Since Mrs. M. was sick and had not been able to give any instructions about what to teach them, I was left pretty much on my own, which was not great, but not bad. I had them read and take trips to the library (not lieberry*) for new books. Everything went well until the last 20 minutes of class when all discipline just sort of vacated the building like we all wanted to do. I didn’t try to fight it but did tried to keep things from getting too ugly until I got them all out the door. It was when we started lining up to leave that K came up to me and was trying to tell me something.
There were three or four other children around us, so I couldn’t really bend over to hear her. I asked her to repeat herself twice and after that proved fruitless, I just decided to pick her up and put her face about six inches from mine. Not a good idea. Why? Because she, and the rest of the class started giggling uncontrollably at the fact that I so easily hoisted her up to my level. I tried several times to get her to repeat what she was trying to tell me earlier, but all it did was illicit more giggling.
I put her back down and thought: “that wasn’t as effective a I hoped.”
Then the real drawback: the rest of the class wanted me to pick them up as well.
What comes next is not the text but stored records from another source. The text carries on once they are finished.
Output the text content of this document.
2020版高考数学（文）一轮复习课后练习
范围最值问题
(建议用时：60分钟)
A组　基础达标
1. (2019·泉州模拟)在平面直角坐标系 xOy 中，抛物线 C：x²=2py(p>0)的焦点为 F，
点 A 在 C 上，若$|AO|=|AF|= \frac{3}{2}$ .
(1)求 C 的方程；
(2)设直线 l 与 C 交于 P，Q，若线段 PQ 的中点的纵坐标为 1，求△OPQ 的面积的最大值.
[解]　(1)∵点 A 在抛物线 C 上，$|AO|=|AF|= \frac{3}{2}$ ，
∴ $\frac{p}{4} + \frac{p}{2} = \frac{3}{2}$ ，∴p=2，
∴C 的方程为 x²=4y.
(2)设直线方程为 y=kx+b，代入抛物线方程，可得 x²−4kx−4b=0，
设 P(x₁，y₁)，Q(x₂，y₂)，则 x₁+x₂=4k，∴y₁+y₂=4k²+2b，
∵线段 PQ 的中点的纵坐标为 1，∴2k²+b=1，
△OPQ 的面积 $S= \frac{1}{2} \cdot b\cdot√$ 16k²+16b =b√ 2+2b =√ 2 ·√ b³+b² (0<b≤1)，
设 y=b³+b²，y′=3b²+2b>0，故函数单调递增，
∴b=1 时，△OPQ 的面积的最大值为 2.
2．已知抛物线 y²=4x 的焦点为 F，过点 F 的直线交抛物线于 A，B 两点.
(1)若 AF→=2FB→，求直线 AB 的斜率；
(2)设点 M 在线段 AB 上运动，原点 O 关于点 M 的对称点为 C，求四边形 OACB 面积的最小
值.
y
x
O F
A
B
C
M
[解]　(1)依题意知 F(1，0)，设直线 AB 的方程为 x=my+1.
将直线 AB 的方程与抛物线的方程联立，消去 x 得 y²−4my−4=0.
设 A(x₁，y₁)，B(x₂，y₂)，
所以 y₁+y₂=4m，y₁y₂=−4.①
Nope! There are some hefty boys in that class and I have a back to take care of. Hence, the note to self.
* Some of my pet peeves include children saying “lieberry” as opposed to “library.” I don’t let them get away with that. I’m also on a crusade to rid the English language of “foe” for “four” and “doe” for “door.” I know that with these last two, I run the risk of stepping on the Ebonics crowd’s toes, but I will pursue my crusade nonetheless.